Sete Dias
Sete dias. A roça. Campo, mato, córregos... Vou ver de novo as vacas no pasto. Aqueles garotos, que matam cobras sorrindo, com a marmita às costas na hora do almoço. Os cavalos – agora que cresci, acho que não vou cair tão facilmente. Aquele laticínio imenso, todo ladrilhado, com aquelas máquinas fazendo manteiga e requeijão. Vou ajudar os empregados a empacotar a manteiga. Tomar à toda hora aquele leite gelado. Tenho que ser discreto, senão titio pode me recriminar. Administrar aquele laticínio não deve ser mole. Só ele sabe! E a sessão de engarrafamento de qüalada? Ali só tem guria. “Olha o primo do Pedro, ele é do Rio”. “Como, vai? Tudo bem? Sou aquele garoto que esteve aqui por volta de...”

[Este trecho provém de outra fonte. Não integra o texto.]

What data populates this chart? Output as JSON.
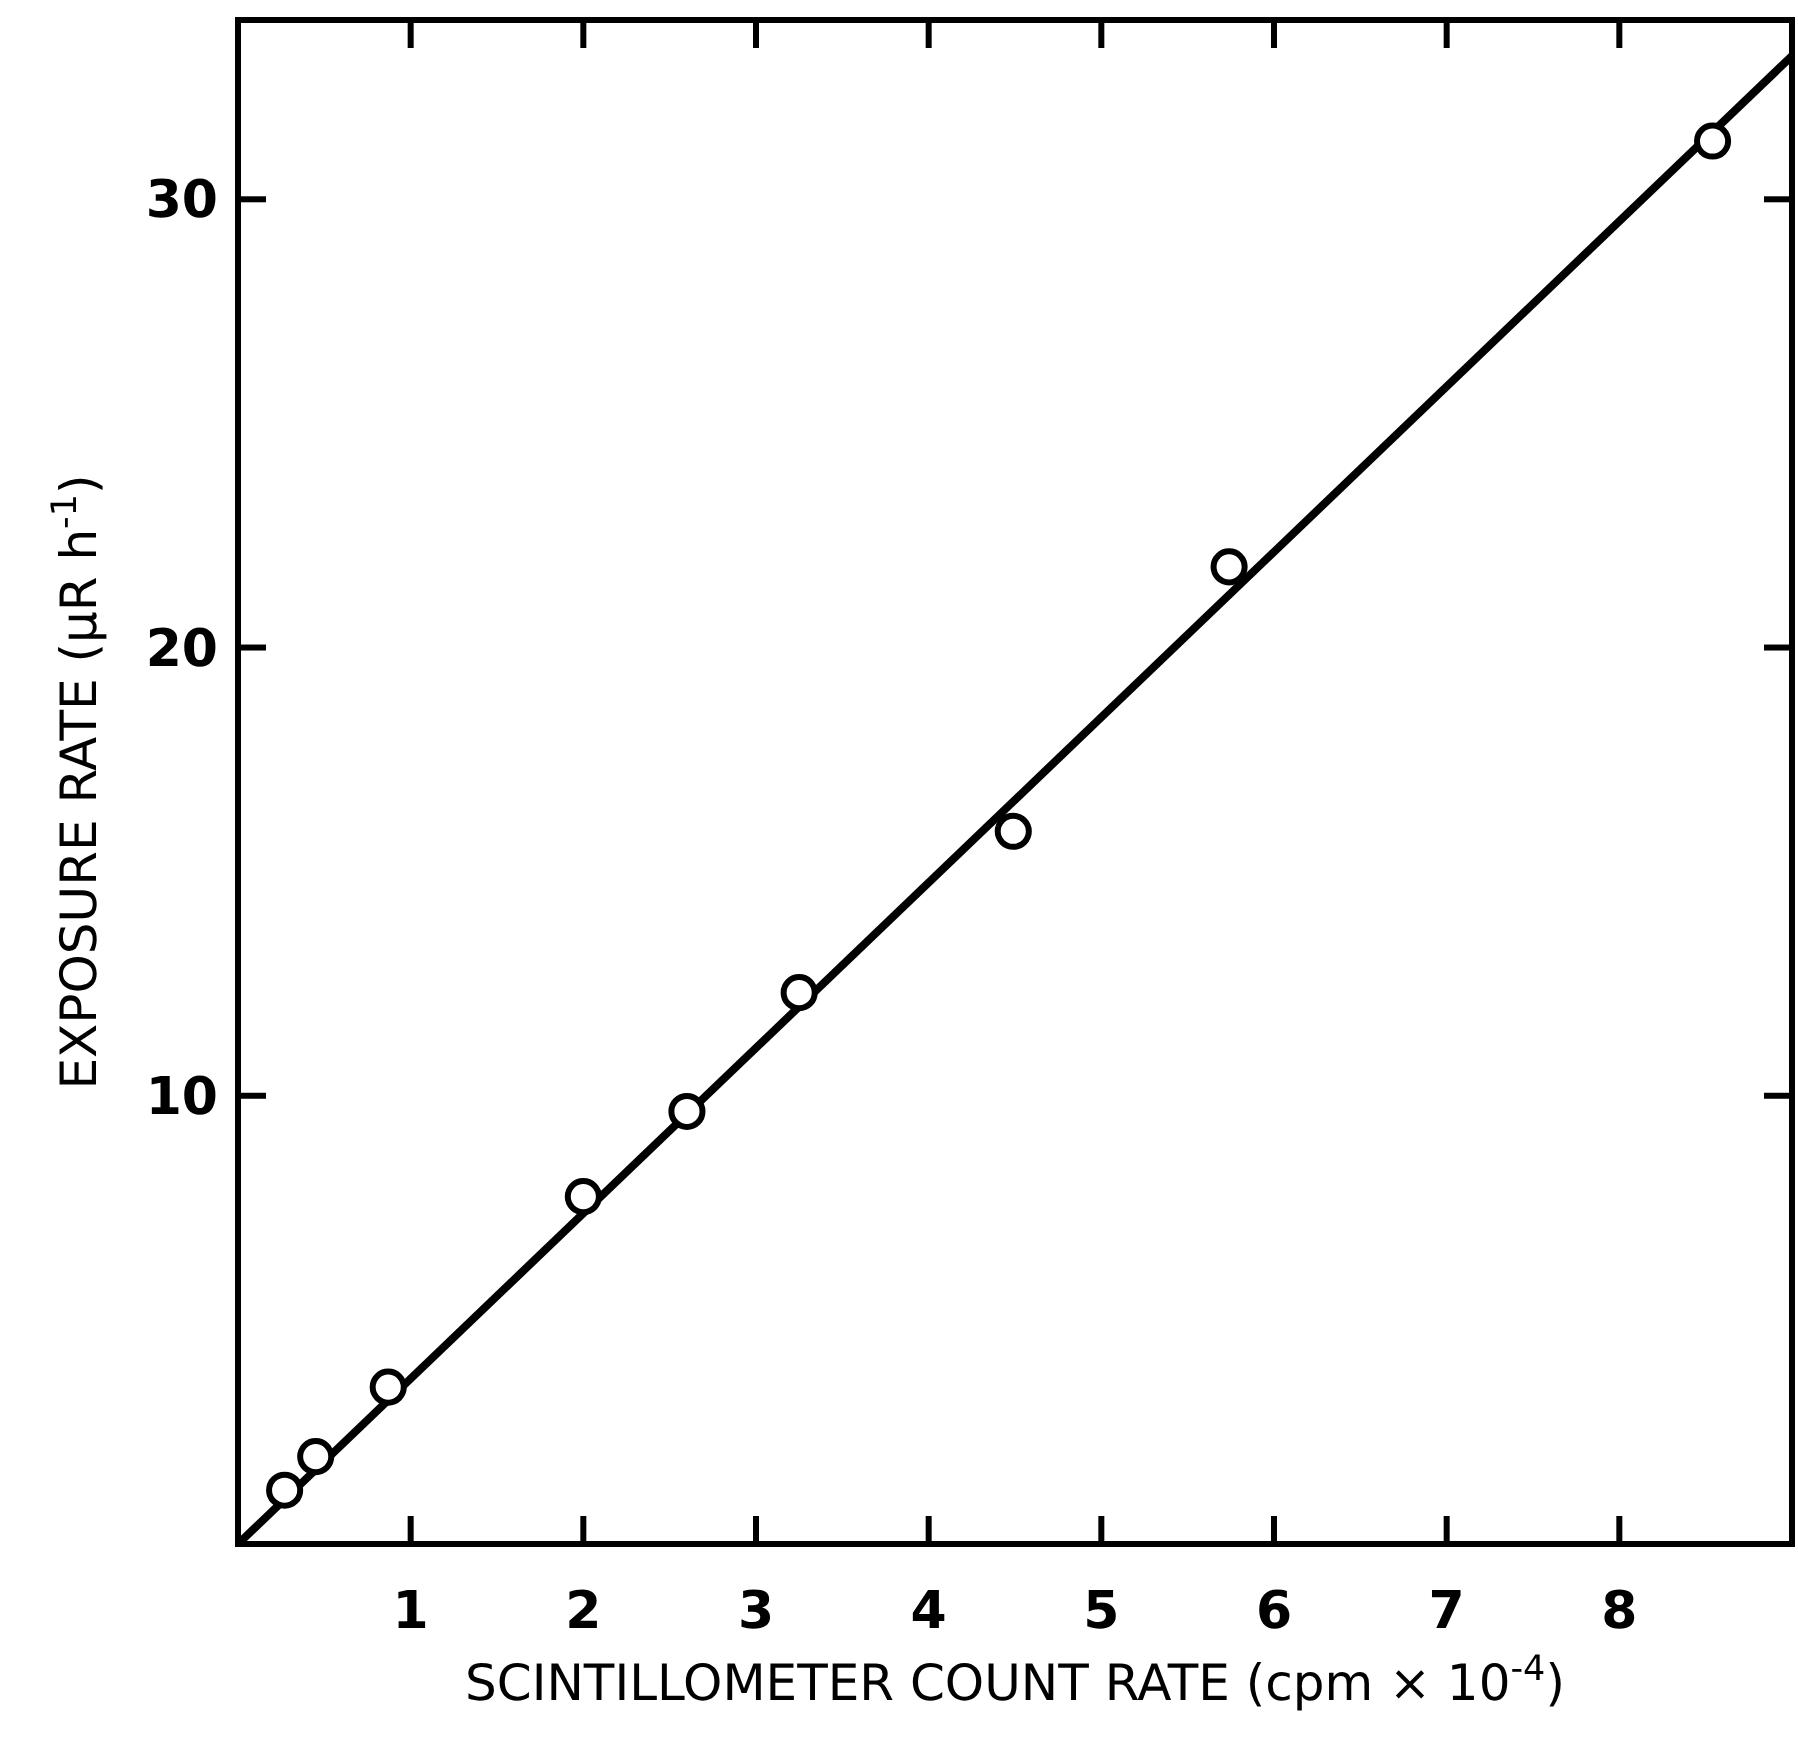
{
  "chart_data": {
    "type": "scatter",
    "xlabel": "SCINTILLOMETER COUNT RATE (cpm × 10$^{-4}$)",
    "ylabel": "EXPOSURE RATE (μR h$^{-1}$)",
    "xlim": [
      0,
      9
    ],
    "ylim": [
      0,
      34
    ],
    "xticks": [
      1,
      2,
      3,
      4,
      5,
      6,
      7,
      8
    ],
    "yticks": [
      10,
      20,
      30
    ],
    "grid": false,
    "marker": "circle",
    "series": [
      {
        "color": "#000000",
        "x": [
          0.27,
          0.45,
          0.87,
          2.0,
          2.6,
          3.25,
          4.49,
          5.74,
          8.54
        ],
        "values": [
          1.2,
          1.95,
          3.5,
          7.75,
          9.65,
          12.3,
          15.9,
          21.8,
          31.3
        ]
      },
      {
        "type": "line",
        "color": "#000000",
        "line_style": "solid",
        "marker": "none",
        "x": [
          0,
          9
        ],
        "values": [
          0,
          33.2
        ]
      }
    ]
  }
}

Sete e quinze. Em mais ou menos meia hora estarei em Areal. Ali o ônibus felizmente faz uma parada: é a última esperança para quem está apertado. Que vontade de mijar! Não sei para quê fui tomar aquela laranjada no Rio.

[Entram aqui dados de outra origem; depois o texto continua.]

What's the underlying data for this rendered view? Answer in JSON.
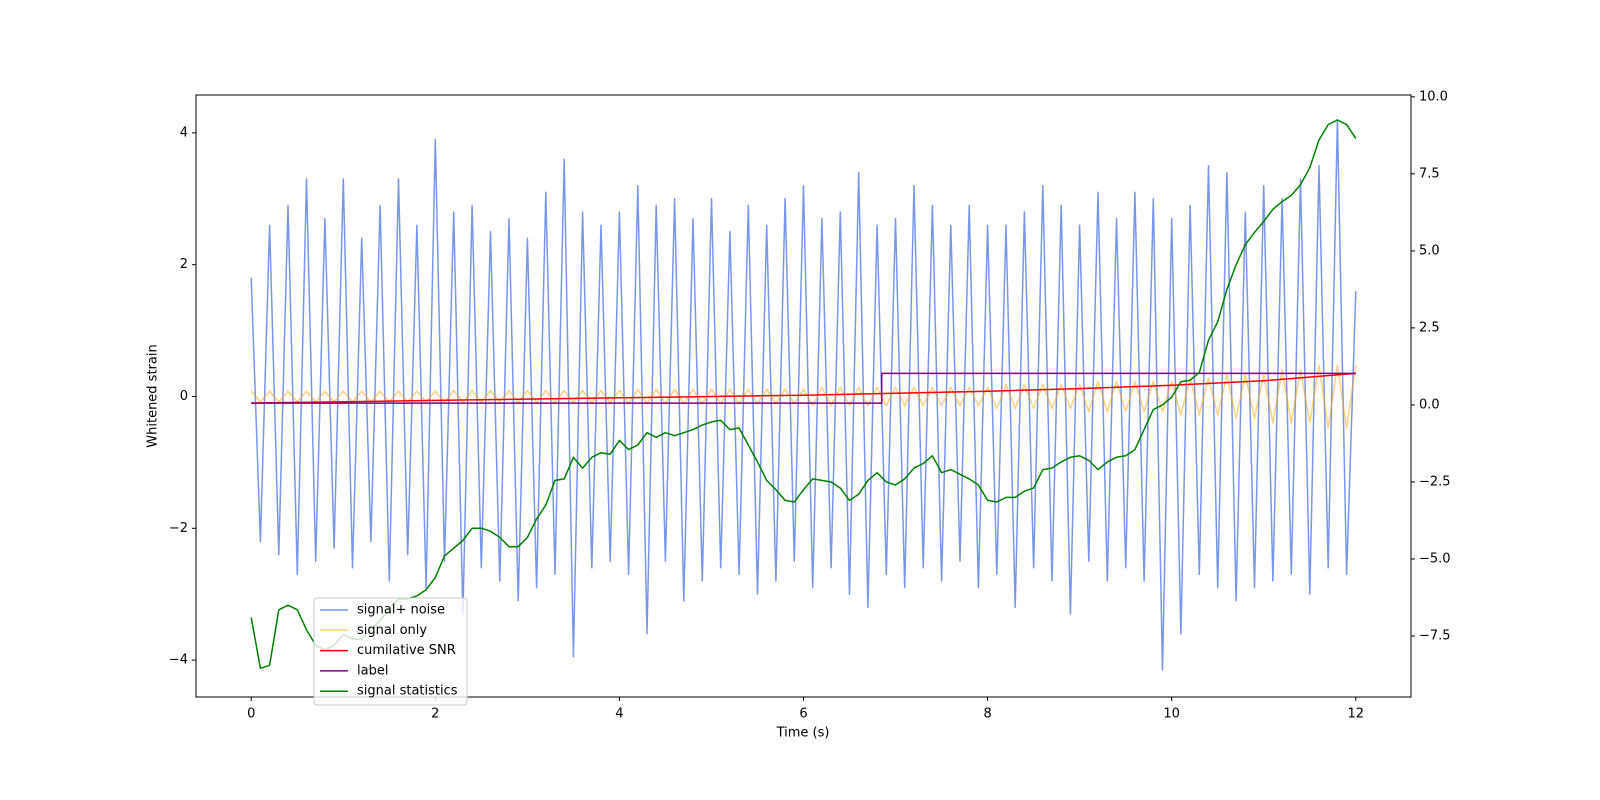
{
  "chart_data": {
    "type": "line",
    "xlabel": "Time (s)",
    "ylabel": "Whitened strain",
    "xlim": [
      -0.6,
      12.6
    ],
    "xticks": [
      0,
      2,
      4,
      6,
      8,
      10,
      12
    ],
    "ylim": [
      -4.56,
      4.575
    ],
    "yticks": [
      {
        "value": -4,
        "label": "−4"
      },
      {
        "value": -2,
        "label": "−2"
      },
      0,
      2,
      4
    ],
    "y2lim": [
      -9.48,
      10.06
    ],
    "y2ticks": [
      {
        "value": -7.5,
        "label": "−7.5"
      },
      {
        "value": -5,
        "label": "−5.0"
      },
      {
        "value": -2.5,
        "label": "−2.5"
      },
      {
        "value": 0,
        "label": "0.0"
      },
      2.5,
      {
        "value": 5,
        "label": "5.0"
      },
      7.5,
      {
        "value": 10,
        "label": "10.0"
      }
    ],
    "x": [
      0,
      0.1,
      0.2,
      0.3,
      0.4,
      0.5,
      0.6,
      0.7,
      0.8,
      0.9,
      1,
      1.1,
      1.2,
      1.3,
      1.4,
      1.5,
      1.6,
      1.7,
      1.8,
      1.9,
      2,
      2.1,
      2.2,
      2.3,
      2.4,
      2.5,
      2.6,
      2.7,
      2.8,
      2.9,
      3,
      3.1,
      3.2,
      3.3,
      3.4,
      3.5,
      3.6,
      3.7,
      3.8,
      3.9,
      4,
      4.1,
      4.2,
      4.3,
      4.4,
      4.5,
      4.6,
      4.7,
      4.8,
      4.9,
      5,
      5.1,
      5.2,
      5.3,
      5.4,
      5.5,
      5.6,
      5.7,
      5.8,
      5.9,
      6,
      6.1,
      6.2,
      6.3,
      6.4,
      6.5,
      6.6,
      6.7,
      6.8,
      6.9,
      7,
      7.1,
      7.2,
      7.3,
      7.4,
      7.5,
      7.6,
      7.7,
      7.8,
      7.9,
      8,
      8.1,
      8.2,
      8.3,
      8.4,
      8.5,
      8.6,
      8.7,
      8.8,
      8.9,
      9,
      9.1,
      9.2,
      9.3,
      9.4,
      9.5,
      9.6,
      9.7,
      9.8,
      9.9,
      10,
      10.1,
      10.2,
      10.3,
      10.4,
      10.5,
      10.6,
      10.7,
      10.8,
      10.9,
      11,
      11.1,
      11.2,
      11.3,
      11.4,
      11.5,
      11.6,
      11.7,
      11.8,
      11.9,
      12
    ],
    "series": [
      {
        "name": "signal+ noise",
        "color": "#4169e1",
        "opacity": 0.7,
        "values": [
          1.8,
          -2.2,
          2.6,
          -2.4,
          2.9,
          -2.7,
          3.3,
          -2.5,
          2.7,
          -2.3,
          3.3,
          -2.6,
          2.4,
          -2.2,
          2.9,
          -2.8,
          3.3,
          -2.4,
          2.6,
          -2.9,
          3.9,
          -2.5,
          2.8,
          -3.3,
          2.9,
          -2.6,
          2.5,
          -2.8,
          2.7,
          -3.1,
          2.4,
          -2.9,
          3.1,
          -2.7,
          3.6,
          -3.95,
          2.8,
          -2.6,
          2.6,
          -2.5,
          2.8,
          -2.7,
          3.2,
          -3.6,
          2.9,
          -2.5,
          3.0,
          -3.1,
          2.7,
          -2.8,
          3.0,
          -2.6,
          2.5,
          -2.7,
          2.9,
          -3.0,
          2.6,
          -2.8,
          3.0,
          -2.5,
          3.2,
          -2.9,
          2.7,
          -2.6,
          2.8,
          -3.0,
          3.4,
          -3.2,
          2.6,
          -2.7,
          2.7,
          -2.9,
          3.2,
          -2.6,
          2.9,
          -2.8,
          2.6,
          -2.5,
          2.9,
          -2.9,
          2.6,
          -2.7,
          2.6,
          -3.2,
          2.8,
          -2.6,
          3.2,
          -2.8,
          2.9,
          -3.3,
          2.6,
          -2.5,
          3.1,
          -2.8,
          2.7,
          -2.6,
          3.1,
          -2.8,
          3.0,
          -4.15,
          2.7,
          -3.6,
          2.9,
          -2.7,
          3.5,
          -2.9,
          3.4,
          -3.1,
          2.8,
          -2.9,
          3.2,
          -2.8,
          3.0,
          -2.7,
          3.3,
          -3.0,
          3.5,
          -2.6,
          4.2,
          -2.7,
          1.6
        ]
      },
      {
        "name": "signal only",
        "color": "#ffa500",
        "opacity": 0.5,
        "values": [
          0.08,
          -0.08,
          0.08,
          -0.08,
          0.08,
          -0.08,
          0.08,
          -0.08,
          0.08,
          -0.08,
          0.08,
          -0.08,
          0.08,
          -0.08,
          0.08,
          -0.08,
          0.08,
          -0.08,
          0.08,
          -0.08,
          0.08,
          -0.09,
          0.09,
          -0.09,
          0.09,
          -0.09,
          0.09,
          -0.09,
          0.09,
          -0.09,
          0.09,
          -0.09,
          0.09,
          -0.09,
          0.09,
          -0.09,
          0.09,
          -0.09,
          0.09,
          -0.09,
          0.09,
          -0.11,
          0.11,
          -0.11,
          0.11,
          -0.11,
          0.11,
          -0.11,
          0.11,
          -0.11,
          0.11,
          -0.11,
          0.11,
          -0.11,
          0.11,
          -0.11,
          0.11,
          -0.11,
          0.11,
          -0.11,
          0.11,
          -0.14,
          0.14,
          -0.14,
          0.14,
          -0.14,
          0.14,
          -0.14,
          0.14,
          -0.14,
          0.14,
          -0.14,
          0.14,
          -0.14,
          0.14,
          -0.14,
          0.14,
          -0.14,
          0.14,
          -0.14,
          0.14,
          -0.18,
          0.18,
          -0.18,
          0.18,
          -0.18,
          0.18,
          -0.18,
          0.18,
          -0.18,
          0.18,
          -0.23,
          0.23,
          -0.23,
          0.23,
          -0.23,
          0.23,
          -0.23,
          0.23,
          -0.23,
          0.23,
          -0.28,
          0.28,
          -0.28,
          0.28,
          -0.28,
          0.33,
          -0.33,
          0.33,
          -0.33,
          0.33,
          -0.4,
          0.4,
          -0.4,
          0.4,
          -0.4,
          0.48,
          -0.48,
          0.48,
          -0.48,
          0.48
        ]
      },
      {
        "name": "cumilative SNR",
        "color": "#ff0000",
        "opacity": 1,
        "x": [
          0,
          1,
          2,
          3,
          4,
          5,
          6,
          7,
          8,
          9,
          10,
          11,
          12
        ],
        "values": [
          -0.1,
          -0.08,
          -0.06,
          -0.04,
          -0.02,
          0.0,
          0.02,
          0.05,
          0.08,
          0.12,
          0.17,
          0.24,
          0.35
        ]
      },
      {
        "name": "label",
        "color": "#800080",
        "opacity": 1,
        "x": [
          0,
          6.85,
          6.85,
          12
        ],
        "values": [
          -0.1,
          -0.1,
          0.35,
          0.35
        ]
      },
      {
        "name": "signal statistics",
        "color": "#008000",
        "opacity": 1,
        "axis": "y2",
        "values": [
          -6.9,
          -8.55,
          -8.45,
          -6.65,
          -6.5,
          -6.65,
          -7.3,
          -7.8,
          -7.95,
          -7.8,
          -7.45,
          -7.6,
          -7.6,
          -7.3,
          -7.0,
          -6.6,
          -6.3,
          -6.3,
          -6.2,
          -6.0,
          -5.6,
          -4.9,
          -4.65,
          -4.4,
          -4.0,
          -4.0,
          -4.1,
          -4.3,
          -4.6,
          -4.6,
          -4.3,
          -3.7,
          -3.25,
          -2.45,
          -2.4,
          -1.7,
          -2.05,
          -1.7,
          -1.55,
          -1.6,
          -1.15,
          -1.45,
          -1.3,
          -0.9,
          -1.05,
          -0.9,
          -1.0,
          -0.9,
          -0.8,
          -0.65,
          -0.55,
          -0.5,
          -0.8,
          -0.75,
          -1.3,
          -1.85,
          -2.45,
          -2.75,
          -3.1,
          -3.15,
          -2.75,
          -2.4,
          -2.45,
          -2.5,
          -2.7,
          -3.1,
          -2.9,
          -2.45,
          -2.2,
          -2.5,
          -2.6,
          -2.4,
          -2.05,
          -1.9,
          -1.65,
          -2.2,
          -2.1,
          -2.25,
          -2.4,
          -2.6,
          -3.1,
          -3.15,
          -3.0,
          -3.0,
          -2.8,
          -2.7,
          -2.1,
          -2.05,
          -1.85,
          -1.7,
          -1.65,
          -1.8,
          -2.1,
          -1.85,
          -1.7,
          -1.65,
          -1.45,
          -0.8,
          -0.15,
          0.0,
          0.25,
          0.75,
          0.8,
          1.05,
          2.1,
          2.7,
          3.75,
          4.55,
          5.2,
          5.6,
          5.95,
          6.35,
          6.6,
          6.8,
          7.15,
          7.7,
          8.6,
          9.1,
          9.25,
          9.1,
          8.65
        ]
      }
    ]
  }
}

Em Areal já vou sentir o característico cheiro de mato. É a roça. Depois, mais dez ou quinze minutos e estarei no portão da fazenda. Com um pouco de sorte, não passo por baixo da mesa: um bom pedaço de broa de milho com manteiga e café titia ainda deve ter para me dar. Como deve estar o pessoal? Vai ser uma surpresa.
Depois, o mato. Vou pegar o Expresso e dar uma boa caminhada. Agora eles não precisam mais se preocupar comigo. Já posso montar em um cavalo. O diabo vai ser para pegar aquele bicho. Mas, então, uma planície verde, um atalho cortando-a, algumas árvores pequenas. Vou correr bastante. Não uso o chicote. Deixo apenas o freio frouxo... Parece até mentira que eu esteja tão perto de tudo isto. No fim da planície, um pé de goiaba carregadinho. Levo o Expresso para a sombra de uma árvore em frente. Apanho umas goiabas. Sento-me. A relva já não está molhada. Porém, o sol da manhã ainda está expulsando o frio. Música, um rádio. Para que um rádio? Posso ouvir os passarinhos. Na roça eles cantam o dia inteiro. Deito-me. Barriga para cima, olho o céu. Vejo um lago azul, nuvens brancas em volta. Não penso em nada. Não há motivo para pensar. Há motivo para viver e quem vive não pensa. “Penso, logo existo”. Bobagem.
O Expresso come capim. É um cavalo comum, não muito magro. Com arreio, preso ao tronco de uma árvore, parece que come forçado, parece que está trabalhando. Ele livre é mais bonito. Vai para onde quer, pensa quando quer, faz amor quando quer. Mas, se soltá-lo, volto a pé para casa. Não vou conseguir pegá-lo.
Neste primeiro dia quero ficar sozinho. Depois, vai haver tanta coisa: vou caçar, pescar... Quero ainda correr toda aquela fazenda. Em cada passeio com meus primos, em cada pelada que eu jogar com o pessoal do laticínio, uma coisa nova, um regionalismo, uma história de lobisomem... À noite, com meus tios, aquelas metáforas, aquelas brincadeiras, ou, pelo rádio, os desafios sertanejos. Coisa linda: eles começam se xingando em rimas bem feitas e acabam se desculpando cortesmente, cada qual envergonhado da sua grosseria.
Sete dias. Apenas sete dias. Depois, acordar às sete, estudar até ao meio-dia, almoçar, ir ao curso, voltar às seis... No fim da semana, no sábado, uma festinha. No domingo, estudar para a prova de Química no dia seguinte. É bom que pense nisto enquanto estou neste ônibus. Lá, se titia não lembrar o dia que devo voltar...Foi preciso haver a Semana Santa para que eu pudesse vir. Tempo determinado. Sempre a mesma droga.
Oito horas e dez minutos. O ônibus diminui a marcha e pára em frente a um grande portão. Marcos salta. Vê o ônibus acelerar de novo e, sem olhar para os lados, atravessa a estrada de barro. Abre o portão azul: de um lado, árvores altas, eucaliptos; do outro, o barulho misterioso das águas de uma pequena cachoeira; sob seus pés e diante de seus olhos, uma outra estrada de barro para percorrer. A roça, o mato, a vida... Marcos começa a andar.